Last year’s summit welcomed 1,300 people across six continents, said Ross. She’s expecting even more attendees this time around, and wants to be clear about what they’ll get from an event with the word “tech” featured so prominently.

“The biggest message that I'm trying to get across with the summit is that when I say ‘tech,’ I mean so many more things than just coding. It's an amazing thing when someone discovers that sort of intersection of where technology meets their passion, what they're passionate about, and that can be so many different things. So, for me, my biggest goal with TransTech was to create your unconventional discovery zone. You know, when I was a kid in the Midwest, we had these Discovery Zones, like a science museum that we would go to, and tech was just so elite. It was such an elite conversation. And I think one of our greatest achievements has been breaking that down and having a more accessible conversation around tech.”

Given what’s happening in the country today, with Oklahoma and Arizona becoming the 13th and 14th states to enact anti-transgender legislation, Ross’s summit covers topics such as diversity, representation and inclusion and human rights.

These issues are having a real impact. According to a recent poll conducted on behalf of The Trevor Project:

  • 85% of trans and nonbinary youth—and two-thirds of all LGBTQ youth—say recent debates about state laws restricting the rights of transgender people have negatively impacted their mental health.
  • When asked about legislation that bans doctors from prescribing gender-affirming medical care like puberty blockers or hormone therapy, 73% of trans and nonbinary youth said it made them feel angry.
  • 57% felt sad
  • 47% felt stressed
  • 40% felt scared
  • More than 1 in 3 felt hopeless, helpless, and/or nervous.

Those feelings can have terrible results. The Trevor Project's 2021 National Survey on LGBTQ Youth Mental Health found more than half—52%—of trans and nonbinary youth seriously considered attempting suicide in the past year—and 1 in 5 attempted suicide. But these young people attempt suicide less when respect is given to their pronouns, when they are allowed to officially change their legal documents, and when they have access to spaces that affirm their gender identity.
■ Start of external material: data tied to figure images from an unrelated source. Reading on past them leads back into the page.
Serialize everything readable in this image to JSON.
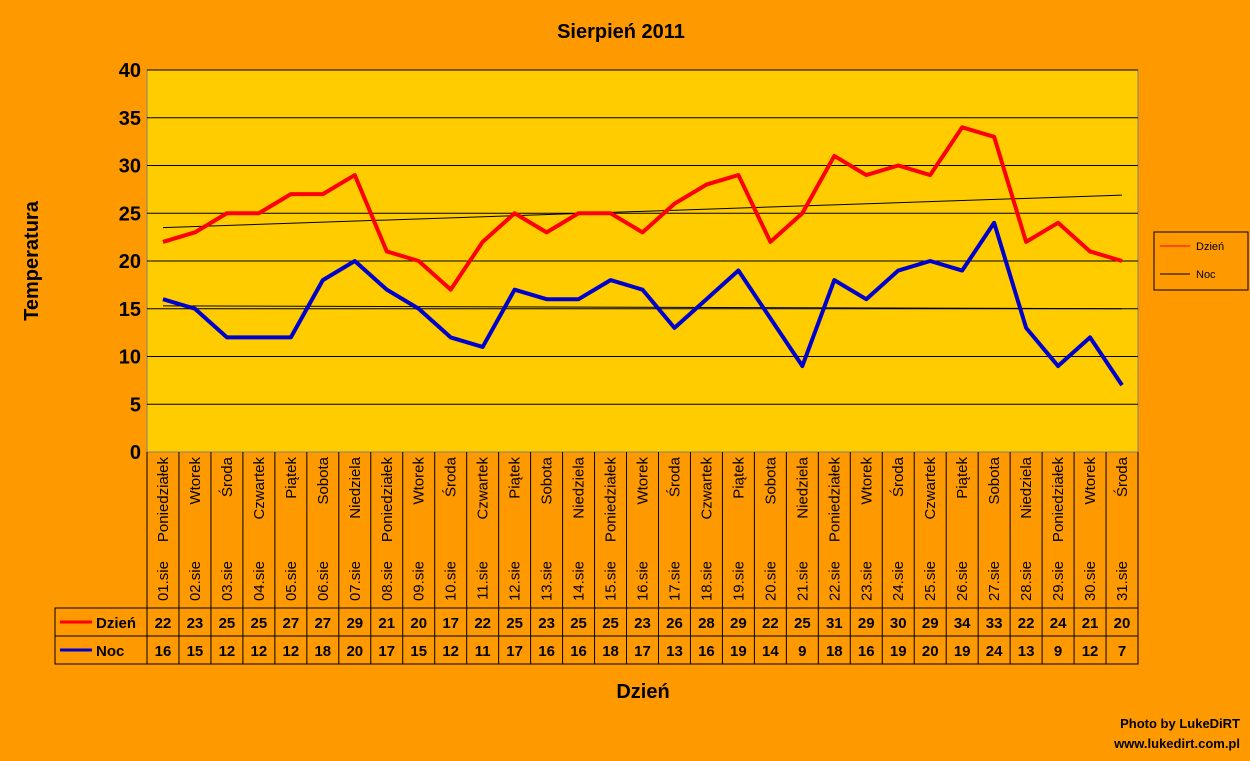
{
  "chart_data": {
    "type": "line",
    "title": "Sierpień 2011",
    "xlabel": "Dzień",
    "ylabel": "Temperatura",
    "ylim": [
      0,
      40
    ],
    "yticks": [
      0,
      5,
      10,
      15,
      20,
      25,
      30,
      35,
      40
    ],
    "grid": true,
    "legend_placement": "right",
    "weekdays": [
      "Poniedziałek",
      "Wtorek",
      "Środa",
      "Czwartek",
      "Piątek",
      "Sobota",
      "Niedziela",
      "Poniedziałek",
      "Wtorek",
      "Środa",
      "Czwartek",
      "Piątek",
      "Sobota",
      "Niedziela",
      "Poniedziałek",
      "Wtorek",
      "Środa",
      "Czwartek",
      "Piątek",
      "Sobota",
      "Niedziela",
      "Poniedziałek",
      "Wtorek",
      "Środa",
      "Czwartek",
      "Piątek",
      "Sobota",
      "Niedziela",
      "Poniedziałek",
      "Wtorek",
      "Środa"
    ],
    "categories": [
      "01.sie",
      "02.sie",
      "03.sie",
      "04.sie",
      "05.sie",
      "06.sie",
      "07.sie",
      "08.sie",
      "09.sie",
      "10.sie",
      "11.sie",
      "12.sie",
      "13.sie",
      "14.sie",
      "15.sie",
      "16.sie",
      "17.sie",
      "18.sie",
      "19.sie",
      "20.sie",
      "21.sie",
      "22.sie",
      "23.sie",
      "24.sie",
      "25.sie",
      "26.sie",
      "27.sie",
      "28.sie",
      "29.sie",
      "30.sie",
      "31.sie"
    ],
    "series": [
      {
        "name": "Dzień",
        "color": "#FF0000",
        "values": [
          22,
          23,
          25,
          25,
          27,
          27,
          29,
          21,
          20,
          17,
          22,
          25,
          23,
          25,
          25,
          23,
          26,
          28,
          29,
          22,
          25,
          31,
          29,
          30,
          29,
          34,
          33,
          22,
          24,
          21,
          20
        ],
        "trend": [
          23.5,
          26.9
        ]
      },
      {
        "name": "Noc",
        "color": "#0000CC",
        "values": [
          16,
          15,
          12,
          12,
          12,
          18,
          20,
          17,
          15,
          12,
          11,
          17,
          16,
          16,
          18,
          17,
          13,
          16,
          19,
          14,
          9,
          18,
          16,
          19,
          20,
          19,
          24,
          13,
          9,
          12,
          7
        ],
        "trend": [
          15.3,
          15.0
        ]
      }
    ],
    "credit": [
      "Photo by LukeDiRT",
      "www.lukedirt.com.pl"
    ]
  }
}
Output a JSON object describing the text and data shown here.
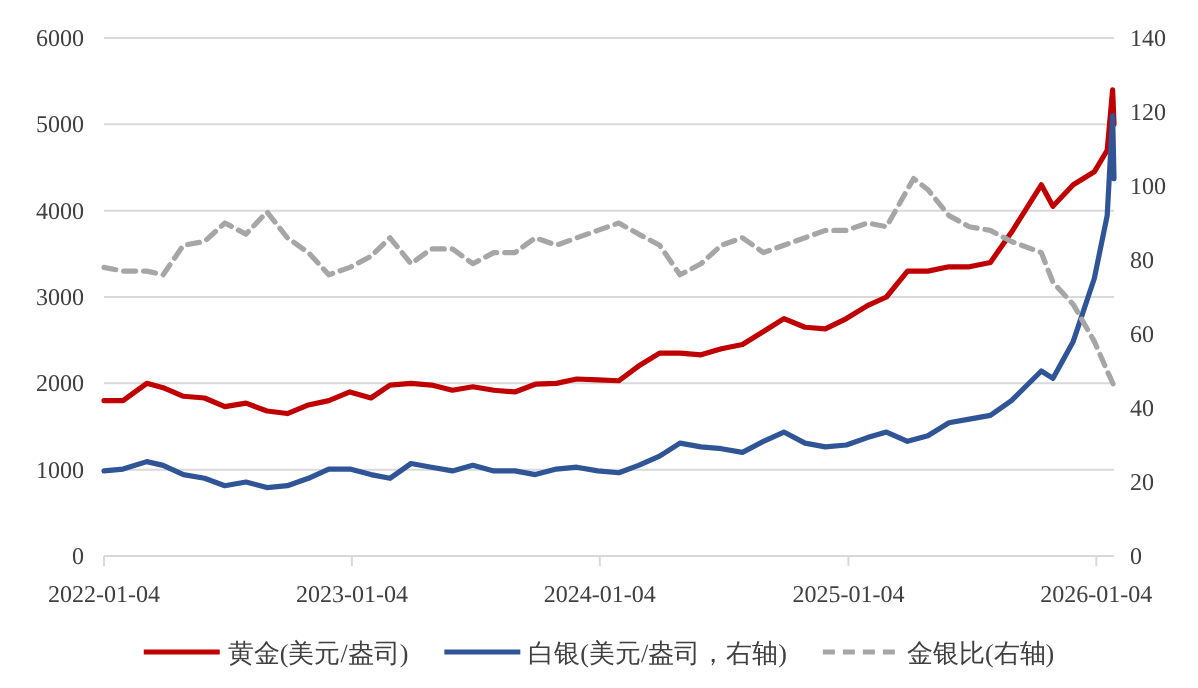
{
  "chart_data": {
    "type": "line",
    "xlim": [
      "2022-01-04",
      "2026-01-30"
    ],
    "xticks": [
      "2022-01-04",
      "2023-01-04",
      "2024-01-04",
      "2025-01-04",
      "2026-01-04"
    ],
    "ylim": [
      0,
      6000
    ],
    "yticks": [
      0,
      1000,
      2000,
      3000,
      4000,
      5000,
      6000
    ],
    "y2lim": [
      0,
      140
    ],
    "y2ticks": [
      0,
      20,
      40,
      60,
      80,
      100,
      120,
      140
    ],
    "grid": "y",
    "legend": "bottom",
    "marker": "none",
    "series": [
      {
        "name": "黄金(美元/盎司)",
        "color": "#c00000",
        "line_style": "solid",
        "x": [
          "2022-01-04",
          "2022-02-01",
          "2022-03-08",
          "2022-04-01",
          "2022-05-01",
          "2022-06-01",
          "2022-07-01",
          "2022-08-01",
          "2022-09-01",
          "2022-10-01",
          "2022-11-01",
          "2022-12-01",
          "2023-01-01",
          "2023-02-01",
          "2023-03-01",
          "2023-04-01",
          "2023-05-01",
          "2023-06-01",
          "2023-07-01",
          "2023-08-01",
          "2023-09-01",
          "2023-10-01",
          "2023-11-01",
          "2023-12-01",
          "2024-01-01",
          "2024-02-01",
          "2024-03-01",
          "2024-04-01",
          "2024-05-01",
          "2024-06-01",
          "2024-07-01",
          "2024-08-01",
          "2024-09-01",
          "2024-10-01",
          "2024-11-01",
          "2024-12-01",
          "2025-01-01",
          "2025-02-01",
          "2025-03-01",
          "2025-04-01",
          "2025-05-01",
          "2025-06-01",
          "2025-07-01",
          "2025-08-01",
          "2025-09-01",
          "2025-10-15",
          "2025-11-01",
          "2025-12-01",
          "2026-01-01",
          "2026-01-20",
          "2026-01-28",
          "2026-01-30"
        ],
        "values": [
          1800,
          1800,
          2000,
          1950,
          1850,
          1830,
          1730,
          1770,
          1680,
          1650,
          1750,
          1800,
          1900,
          1830,
          1980,
          2000,
          1980,
          1920,
          1960,
          1920,
          1900,
          1990,
          2000,
          2050,
          2040,
          2030,
          2200,
          2350,
          2350,
          2330,
          2400,
          2450,
          2600,
          2750,
          2650,
          2630,
          2750,
          2900,
          3000,
          3300,
          3300,
          3350,
          3350,
          3400,
          3750,
          4300,
          4050,
          4300,
          4450,
          4700,
          5400,
          5000
        ],
        "axis": "y"
      },
      {
        "name": "白银(美元/盎司，右轴)",
        "color": "#2f5597",
        "line_style": "solid",
        "x": [
          "2022-01-04",
          "2022-02-01",
          "2022-03-08",
          "2022-04-01",
          "2022-05-01",
          "2022-06-01",
          "2022-07-01",
          "2022-08-01",
          "2022-09-01",
          "2022-10-01",
          "2022-11-01",
          "2022-12-01",
          "2023-01-01",
          "2023-02-01",
          "2023-03-01",
          "2023-04-01",
          "2023-05-01",
          "2023-06-01",
          "2023-07-01",
          "2023-08-01",
          "2023-09-01",
          "2023-10-01",
          "2023-11-01",
          "2023-12-01",
          "2024-01-01",
          "2024-02-01",
          "2024-03-01",
          "2024-04-01",
          "2024-05-01",
          "2024-06-01",
          "2024-07-01",
          "2024-08-01",
          "2024-09-01",
          "2024-10-01",
          "2024-11-01",
          "2024-12-01",
          "2025-01-01",
          "2025-02-01",
          "2025-03-01",
          "2025-04-01",
          "2025-05-01",
          "2025-06-01",
          "2025-07-01",
          "2025-08-01",
          "2025-09-01",
          "2025-10-15",
          "2025-11-01",
          "2025-12-01",
          "2026-01-01",
          "2026-01-20",
          "2026-01-28",
          "2026-01-30"
        ],
        "values": [
          23,
          23.5,
          25.5,
          24.5,
          22,
          21,
          19,
          20,
          18.5,
          19,
          21,
          23.5,
          23.5,
          22,
          21,
          25,
          24,
          23,
          24.5,
          23,
          23,
          22,
          23.5,
          24,
          23,
          22.5,
          24.5,
          27,
          30.5,
          29.5,
          29,
          28,
          31,
          33.5,
          30.5,
          29.5,
          30,
          32,
          33.5,
          31,
          32.5,
          36,
          37,
          38,
          42,
          50,
          48,
          58,
          75,
          92,
          119,
          102
        ],
        "axis": "y2"
      },
      {
        "name": "金银比(右轴)",
        "color": "#a6a6a6",
        "line_style": "dashed",
        "x": [
          "2022-01-04",
          "2022-02-01",
          "2022-03-08",
          "2022-04-01",
          "2022-05-01",
          "2022-06-01",
          "2022-07-01",
          "2022-08-01",
          "2022-09-01",
          "2022-10-01",
          "2022-11-01",
          "2022-12-01",
          "2023-01-01",
          "2023-02-01",
          "2023-03-01",
          "2023-04-01",
          "2023-05-01",
          "2023-06-01",
          "2023-07-01",
          "2023-08-01",
          "2023-09-01",
          "2023-10-01",
          "2023-11-01",
          "2023-12-01",
          "2024-01-01",
          "2024-02-01",
          "2024-03-01",
          "2024-04-01",
          "2024-05-01",
          "2024-06-01",
          "2024-07-01",
          "2024-08-01",
          "2024-09-01",
          "2024-10-01",
          "2024-11-01",
          "2024-12-01",
          "2025-01-01",
          "2025-02-01",
          "2025-03-01",
          "2025-04-10",
          "2025-05-01",
          "2025-06-01",
          "2025-07-01",
          "2025-08-01",
          "2025-09-01",
          "2025-10-15",
          "2025-11-01",
          "2025-12-01",
          "2026-01-01",
          "2026-01-20",
          "2026-01-30"
        ],
        "values": [
          78,
          77,
          77,
          76,
          84,
          85,
          90,
          87,
          93,
          86,
          82,
          76,
          78,
          81,
          86,
          79,
          83,
          83,
          79,
          82,
          82,
          86,
          84,
          86,
          88,
          90,
          87,
          84,
          76,
          79,
          84,
          86,
          82,
          84,
          86,
          88,
          88,
          90,
          89,
          102,
          99,
          92,
          89,
          88,
          85,
          82,
          74,
          68,
          58,
          50,
          46
        ],
        "axis": "y2"
      }
    ]
  }
}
Ross knows rejection, intimately, because her relationship with her evangelical Christian mother fell apart after she came out. I asked her, had time and her success mended that rift?

“It took over a decade for me and my mother to heal our relationship,” she said. “I can remember telling her a long time ago: ‘Pay attention, because this isn't just for me, your purpose: Our purpose is tied together.’ And it was, for me, that much more clear, when we were both standing on the stage for Oprah Winfrey Network and in the Black Women OWN the Conversation. My mother admitted in front of a crowd of over 100 Black women that she asked me to commit suicide. She realized how much of a grave mistake that she had made, but that she didn't know any better and that all she knew is what her religion taught her.

“At some point, she had to break away from that and see her child and see that she needed to be there for her child and get to know her child, and that it would have been a grave loss as she saw other trans people being murdered and killed and whose lives were cut short. She said, ‘I don't want that to be my fate where I lose my child and I never knew them and I never celebrated them.’”

Ross said since then, her mother has attended all but one of her premieres and stood proudly by her side. “There's a saying that time heals all things, and you know, I do believe in that now.”

She credits her spirituality and faith with giving her the strength to overcome personal challenges. “Buddhism gave me the the abstract space to be, in that my transness could be affirmed, and that my spirit could be affirmed,” said Ross, who has a book in the works about the benefits of creating a spiritual foundation, which will be released at Audible.com later this year.